Most famous for its dramatic caves, Staffa gets lots of visitors every summer. Fingal’s Cave (shown above) is the subject of an overture composed by Felix Mendelssohn in 1829 that you can listen to HERE. After his music was played in public, Staffa became very popular as a tourist destination. Even Queen Victoria wanted to see it!
To get to the cave you have to walk around the edge of the island. Because the approach is slippery and uneven (and you might fall into the sea) there is a strong handrail to hold onto. When you get around the corner to the cave mouth, this is what you see:
The unusual column formation of the basalt rock was produced 60 million years ago when continental plates on the earth’s crust shifted and pulled apart, and volcanic lava rose up from the ocean floor. As the molten rock cooled it shrank and fractured into geometric columns as it hardened.
You can actually climb some way into the cave, and the picture above shows the rock at the cave mouth. As I walked further in I could see water crashing down below, with glowing blue jellyfish floating near the surface. Once in a while the waves would make a low, thundering noise as they hit the far end of the cave and echoed around the walls.

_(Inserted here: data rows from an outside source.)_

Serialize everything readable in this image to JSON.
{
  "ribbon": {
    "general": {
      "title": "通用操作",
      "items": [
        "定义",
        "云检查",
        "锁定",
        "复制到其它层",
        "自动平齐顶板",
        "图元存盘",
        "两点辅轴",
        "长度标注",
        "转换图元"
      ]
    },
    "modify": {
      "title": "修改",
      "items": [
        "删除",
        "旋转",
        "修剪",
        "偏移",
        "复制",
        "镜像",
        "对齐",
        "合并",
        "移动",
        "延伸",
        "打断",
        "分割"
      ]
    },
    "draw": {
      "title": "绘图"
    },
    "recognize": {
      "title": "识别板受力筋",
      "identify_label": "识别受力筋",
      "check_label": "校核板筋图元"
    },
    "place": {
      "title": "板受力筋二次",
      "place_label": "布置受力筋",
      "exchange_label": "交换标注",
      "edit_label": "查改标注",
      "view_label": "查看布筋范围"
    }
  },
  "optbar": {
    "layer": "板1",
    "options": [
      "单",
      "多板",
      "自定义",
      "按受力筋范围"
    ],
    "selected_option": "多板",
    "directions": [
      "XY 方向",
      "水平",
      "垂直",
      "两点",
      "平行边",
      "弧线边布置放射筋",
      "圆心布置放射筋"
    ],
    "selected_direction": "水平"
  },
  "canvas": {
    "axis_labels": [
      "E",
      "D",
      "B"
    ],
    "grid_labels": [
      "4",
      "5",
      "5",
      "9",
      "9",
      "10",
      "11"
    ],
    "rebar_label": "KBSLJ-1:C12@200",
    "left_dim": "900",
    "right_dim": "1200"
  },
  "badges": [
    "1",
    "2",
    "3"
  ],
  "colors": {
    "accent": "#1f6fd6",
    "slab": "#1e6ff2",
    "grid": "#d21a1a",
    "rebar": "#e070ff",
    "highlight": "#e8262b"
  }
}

The further in you go, the darker and scarier it gets! The hardest part was getting back out, as there were lots of people holding onto the handrail for dear life!

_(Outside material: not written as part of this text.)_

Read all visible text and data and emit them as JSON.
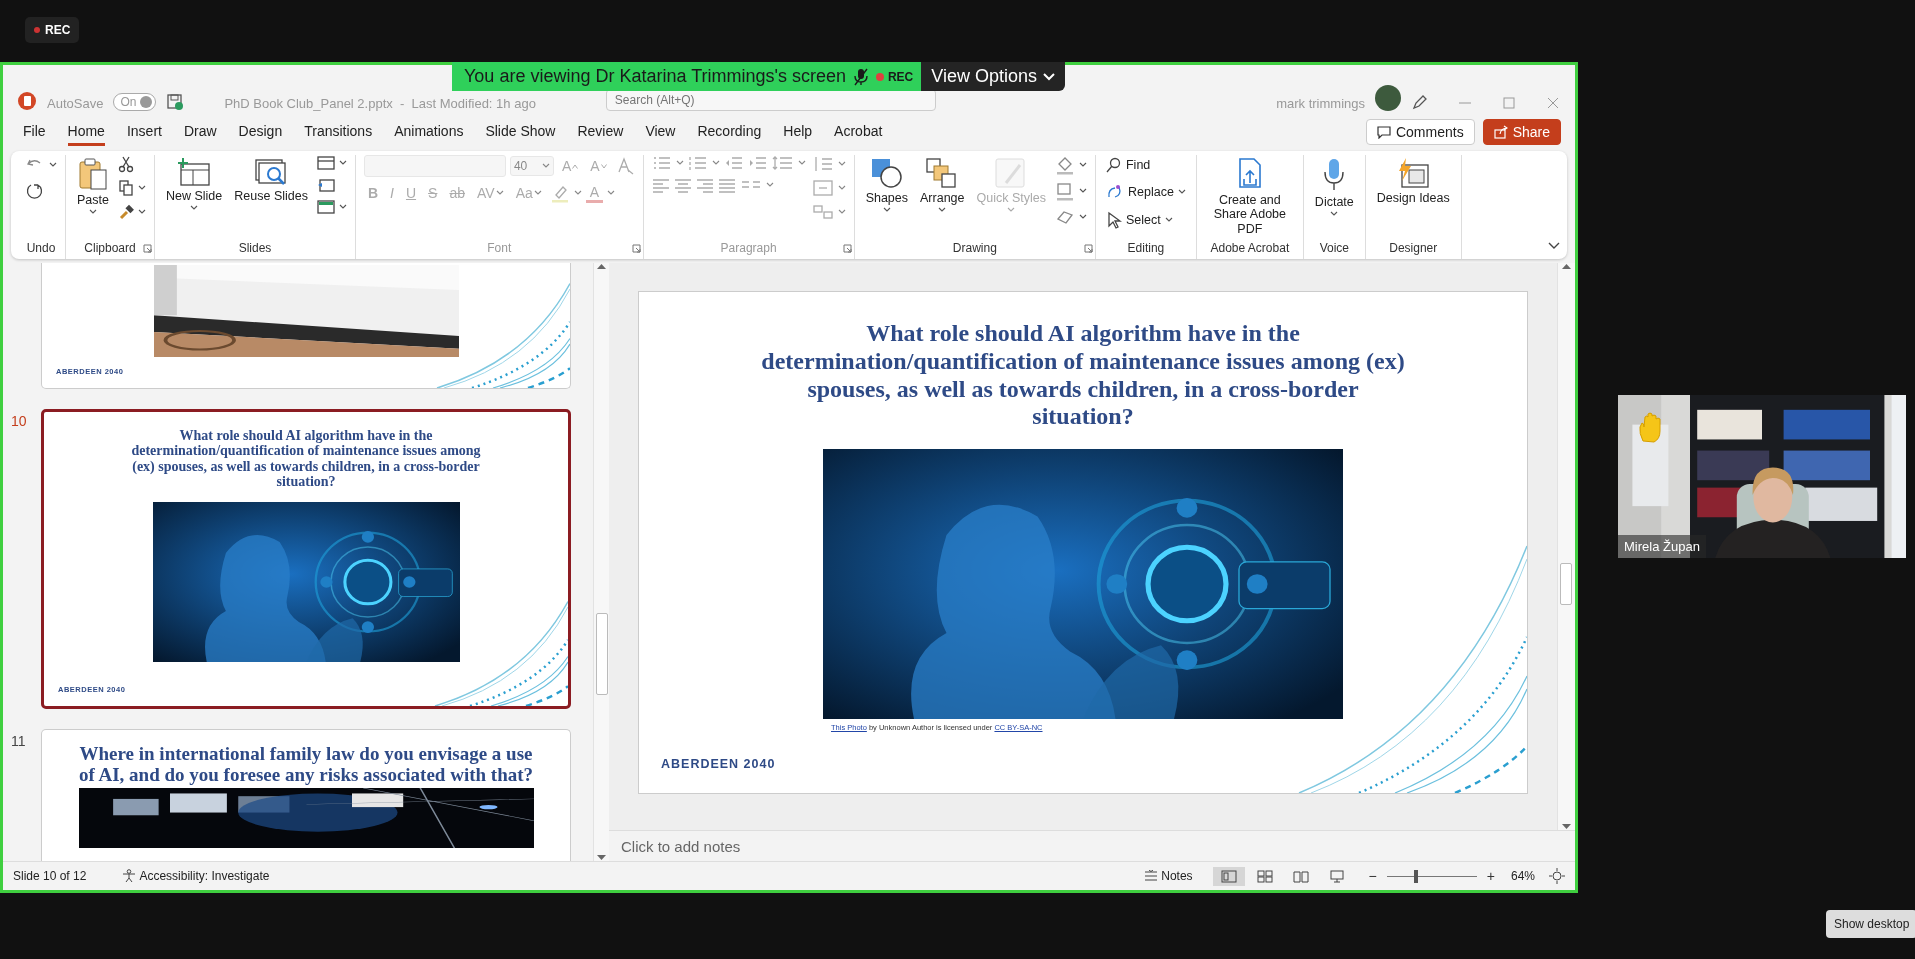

The second island we visited was Iona, which couldn’t be more different. While Staffa is only inhabited by seabirds on its grassy top and steep cliffs, Iona has been a settled community since 563 AD when Columba, an Irish missionary priest, came to the island and established the first Christian community there.

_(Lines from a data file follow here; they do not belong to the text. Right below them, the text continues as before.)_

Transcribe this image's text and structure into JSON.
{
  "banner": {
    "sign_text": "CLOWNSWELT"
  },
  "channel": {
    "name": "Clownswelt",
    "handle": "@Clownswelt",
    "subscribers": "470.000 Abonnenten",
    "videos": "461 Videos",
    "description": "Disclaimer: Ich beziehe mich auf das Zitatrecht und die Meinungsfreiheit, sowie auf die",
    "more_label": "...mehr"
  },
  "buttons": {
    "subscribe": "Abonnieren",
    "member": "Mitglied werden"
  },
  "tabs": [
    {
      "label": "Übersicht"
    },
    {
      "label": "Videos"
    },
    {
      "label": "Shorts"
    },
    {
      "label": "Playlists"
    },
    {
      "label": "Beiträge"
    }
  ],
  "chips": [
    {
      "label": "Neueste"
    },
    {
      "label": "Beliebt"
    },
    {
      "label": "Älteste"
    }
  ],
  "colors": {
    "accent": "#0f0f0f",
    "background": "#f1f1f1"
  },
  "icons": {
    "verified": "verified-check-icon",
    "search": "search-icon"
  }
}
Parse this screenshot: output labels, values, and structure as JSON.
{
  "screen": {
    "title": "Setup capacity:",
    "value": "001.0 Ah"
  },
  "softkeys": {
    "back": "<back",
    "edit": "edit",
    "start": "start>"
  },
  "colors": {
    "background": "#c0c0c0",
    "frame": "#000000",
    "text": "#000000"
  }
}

The many visitors to Iona today are drawn by its peaceful atmosphere and the spiritual legacy embodied by Iona Abbey. This is the site where St Columba founded his monastery in 563 AD, and from that time Iona became a focal point for Christian practice and missionary work. The buildings you see above were built over a period of several hundred years. The original abbey was developed between the 12th and 15th centuries, and then substantially rebuilt in the 19th and 20th centuries.
We had two hours to explore the island and learn about all the ancient Scottish kings buried at the abbey (including Macbeth, they say!) Then it was time to get back on our boat and chug back to Tobermory.
On our last day as we headed for the ferry home, we stopped at a charming garden called Lip Na Cloiche (Gaelic for “Edge of the Rock”). The little cottage stands near the road, and the garden climbs up the hill behind in an amazing jumble of exotic and beautiful plants, decorative pathways, wooden bridges and weather-beaten driftwood and iron implements.
One woman, Lucy Mackenzie, has created this unique garden over a number of years and she allows the public to wander around it at no charge. You can buy potted plants, crafts and cards, and even stay in the house for bed and breakfast if you like!
If we hadn’t been booked on our ferry home, we might have been tempted! It will have to wait until our next visit.